US special representative Elliott Abrams kept up the foreign pressure on Maduro on Friday, joining a Cucuta-bound plane carrying medical supplies and enough food to feed 2,000 people for a month. "The humanitarian and the social-economic situation in Venezuela is very bad, there's a terrible need for food, for supplies, and the international community is responding," Abrams said. Moscow has blasted Washington for using aid as a "convenient pretext for conducting military action."
Hundreds chanted "freedom" and "the government is going to fall" while they waited for the concert to begin under a hot sun on the edge of the Colombian city of Cucuta, the barricaded border crossing visible nearby.
"We must break the impasse, end the humanitarian crisis," British entrepreneur Richard Branson, who organized the concert, told the crowd shortly before veteran Venezuelan crooner Jose Luis Rodriguez began his set. Branson said he hopes to raise $100 million for humanitarian aid over the next 60 days via internet donations, though meanwhile aid is being stockpiled in Colombia, Brazil and the Caribbean island of Curacao because of Maduro's ban.
Venezuelan singer Carlos Baute, one of 30 stars gathered by Branson to perform during the six-hour concert, said he was there "to open a humanitarian channel" for the delivery of aid. "Tomorrow we will be free," he said.
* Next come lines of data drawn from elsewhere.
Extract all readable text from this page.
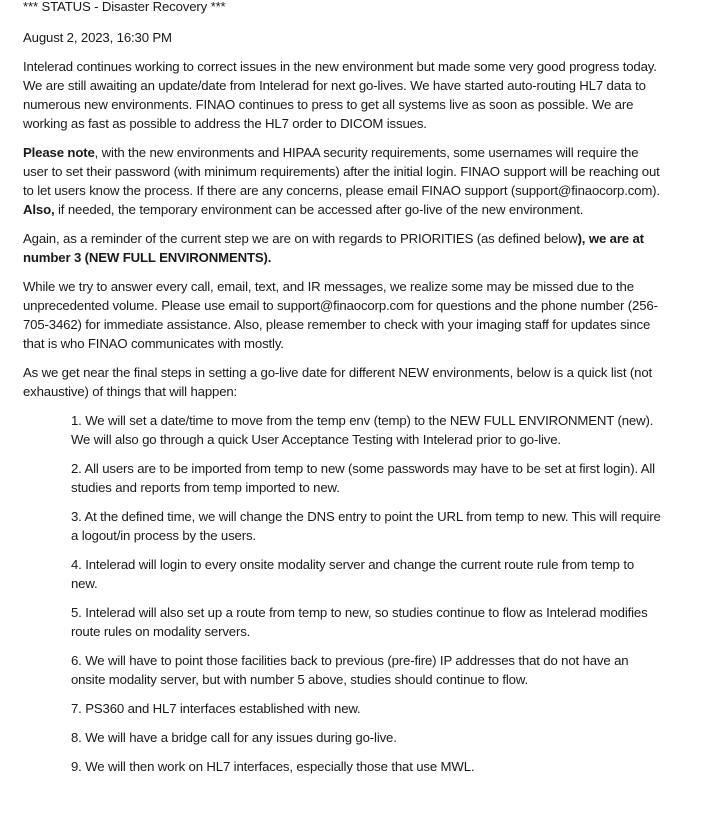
*** STATUS - Disaster Recovery ***

August 2, 2023, 16:30 PM

Intelerad continues working to correct issues in the new environment but made some very good progress today. We are still awaiting an update/date from Intelerad for next go-lives. We have started auto-routing HL7 data to numerous new environments. FINAO continues to press to get all systems live as soon as possible. We are working as fast as possible to address the HL7 order to DICOM issues.

Please note, with the new environments and HIPAA security requirements, some usernames will require the user to set their password (with minimum requirements) after the initial login. FINAO support will be reaching out to let users know the process. If there are any concerns, please email FINAO support (support@finaocorp.com). Also, if needed, the temporary environment can be accessed after go-live of the new environment.

Again, as a reminder of the current step we are on with regards to PRIORITIES (as defined below), we are at number 3 (NEW FULL ENVIRONMENTS).

While we try to answer every call, email, text, and IR messages, we realize some may be missed due to the unprecedented volume. Please use email to support@finaocorp.com for questions and the phone number (256-705-3462) for immediate assistance. Also, please remember to check with your imaging staff for updates since that is who FINAO communicates with mostly.

As we get near the final steps in setting a go-live date for different NEW environments, below is a quick list (not exhaustive) of things that will happen:

1. We will set a date/time to move from the temp env (temp) to the NEW FULL ENVIRONMENT (new). We will also go through a quick User Acceptance Testing with Intelerad prior to go-live.
2. All users are to be imported from temp to new (some passwords may have to be set at first login). All studies and reports from temp imported to new.
3. At the defined time, we will change the DNS entry to point the URL from temp to new. This will require a logout/in process by the users.
4. Intelerad will login to every onsite modality server and change the current route rule from temp to new.
5. Intelerad will also set up a route from temp to new, so studies continue to flow as Intelerad modifies route rules on modality servers.
6. We will have to point those facilities back to previous (pre-fire) IP addresses that do not have an onsite modality server, but with number 5 above, studies should continue to flow.
7. PS360 and HL7 interfaces established with new.
8. We will have a bridge call for any issues during go-live.
9. We will then work on HL7 interfaces, especially those that use MWL.
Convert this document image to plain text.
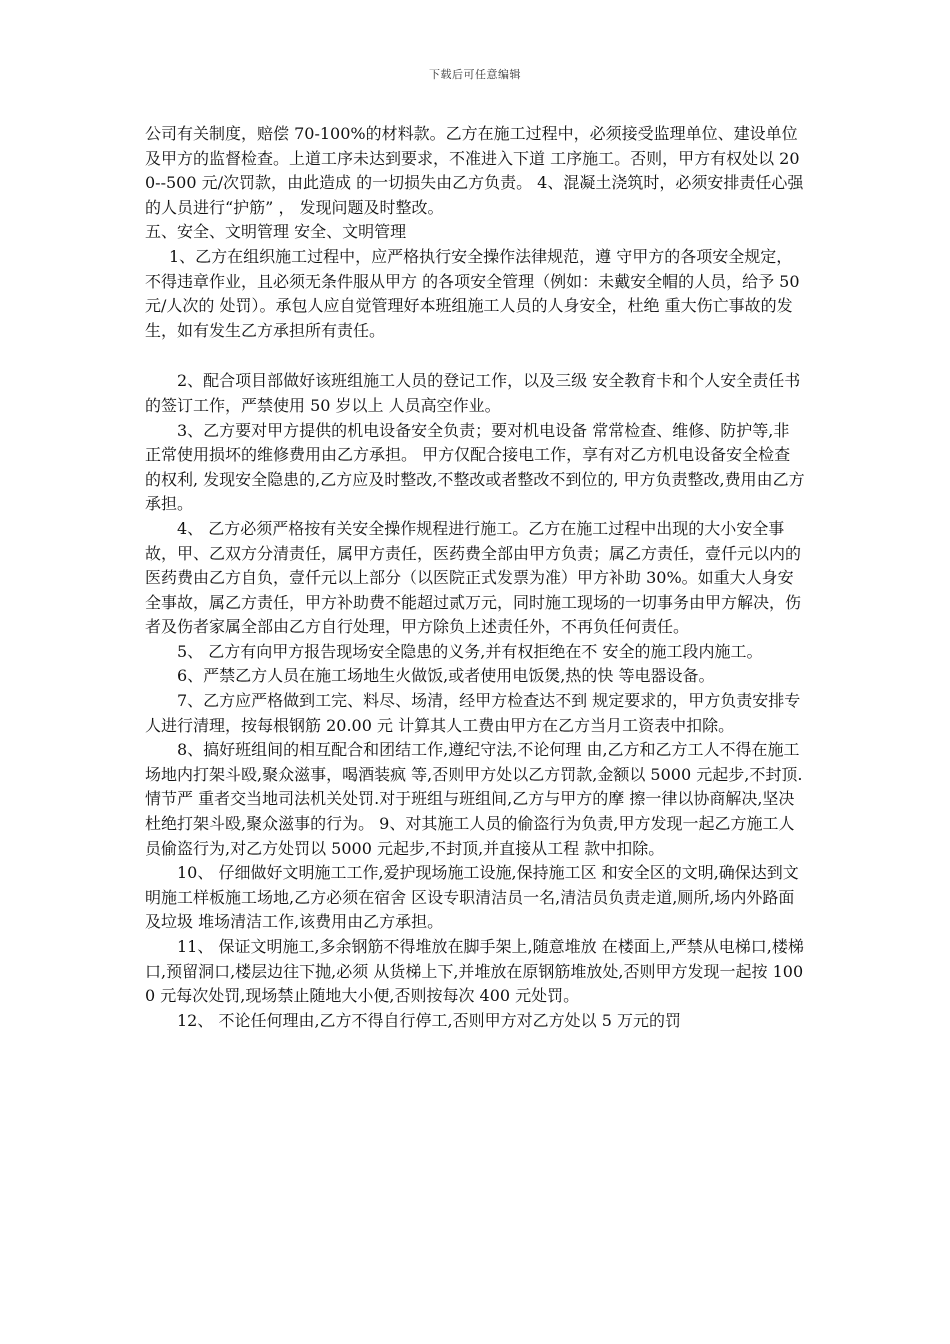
下载后可任意编辑

公司有关制度，赔偿 70-100%的材料款。乙方在施工过程中，必须接受监理单位、建设单位及甲方的监督检查。上道工序未达到要求，不准进入下道 工序施工。否则，甲方有权处以 200--500 元/次罚款，由此造成 的一切损失由乙方负责。 4、混凝土浇筑时，必须安排责任心强的人员进行“护筋” ， 发现问题及时整改。

五、安全、文明管理 安全、文明管理

1、乙方在组织施工过程中，应严格执行安全操作法律规范，遵 守甲方的各项安全规定，不得违章作业，且必须无条件服从甲方 的各项安全管理（例如：未戴安全帽的人员，给予 50元/人次的 处罚）。承包人应自觉管理好本班组施工人员的人身安全，杜绝 重大伤亡事故的发生，如有发生乙方承担所有责任。

2、配合项目部做好该班组施工人员的登记工作，以及三级 安全教育卡和个人安全责任书的签订工作，严禁使用 50 岁以上 人员高空作业。

3、乙方要对甲方提供的机电设备安全负责；要对机电设备 常常检查、维修、防护等,非正常使用损坏的维修费用由乙方承担。 甲方仅配合接电工作，享有对乙方机电设备安全检查的权利, 发现安全隐患的,乙方应及时整改,不整改或者整改不到位的, 甲方负责整改,费用由乙方承担。

4、 乙方必须严格按有关安全操作规程进行施工。乙方在施工过程中出现的大小安全事故，甲、乙双方分清责任，属甲方责任，医药费全部由甲方负责；属乙方责任，壹仟元以内的医药费由乙方自负，壹仟元以上部分（以医院正式发票为准）甲方补助 30%。如重大人身安全事故，属乙方责任，甲方补助费不能超过贰万元，同时施工现场的一切事务由甲方解决，伤者及伤者家属全部由乙方自行处理，甲方除负上述责任外，不再负任何责任。

5、 乙方有向甲方报告现场安全隐患的义务,并有权拒绝在不 安全的施工段内施工。

6、严禁乙方人员在施工场地生火做饭,或者使用电饭煲,热的快 等电器设备。

7、乙方应严格做到工完、料尽、场清，经甲方检查达不到 规定要求的，甲方负责安排专人进行清理，按每根钢筋 20.00 元 计算其人工费由甲方在乙方当月工资表中扣除。

8、搞好班组间的相互配合和团结工作,遵纪守法,不论何理 由,乙方和乙方工人不得在施工场地内打架斗殴,聚众滋事，喝酒装疯 等,否则甲方处以乙方罚款,金额以 5000 元起步,不封顶.情节严 重者交当地司法机关处罚.对于班组与班组间,乙方与甲方的摩 擦一律以协商解决,坚决杜绝打架斗殴,聚众滋事的行为。 9、对其施工人员的偷盗行为负责,甲方发现一起乙方施工人员偷盗行为,对乙方处罚以 5000 元起步,不封顶,并直接从工程 款中扣除。

10、 仔细做好文明施工工作,爱护现场施工设施,保持施工区 和安全区的文明,确保达到文明施工样板施工场地,乙方必须在宿舍 区设专职清洁员一名,清洁员负责走道,厕所,场内外路面及垃圾 堆场清洁工作,该费用由乙方承担。

11、 保证文明施工,多余钢筋不得堆放在脚手架上,随意堆放 在楼面上,严禁从电梯口,楼梯口,预留洞口,楼层边往下抛,必须 从货梯上下,并堆放在原钢筋堆放处,否则甲方发现一起按 1000 元每次处罚,现场禁止随地大小便,否则按每次 400 元处罚。

12、 不论任何理由,乙方不得自行停工,否则甲方对乙方处以 5 万元的罚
The line-up includes Latin American giants Carlos Vives and Juanes of Colombia, Juan Luis Guerra of the Dominican Republic, Puerto Rico's Luis Fonsi. Colombian President Ivan Duque, Chile's Sebastian Pinera and Mario Abdo of Paraguay will participate at the closing ceremony on Friday evening.
"The concert is an immense help because this type of initiative was necessary to open our eyes and pressure the Venezuelan government," said Wendy Villamizar, a 32-year-old Venezuelan woman wearing a cap with her country's yellow, blue and red tricolor.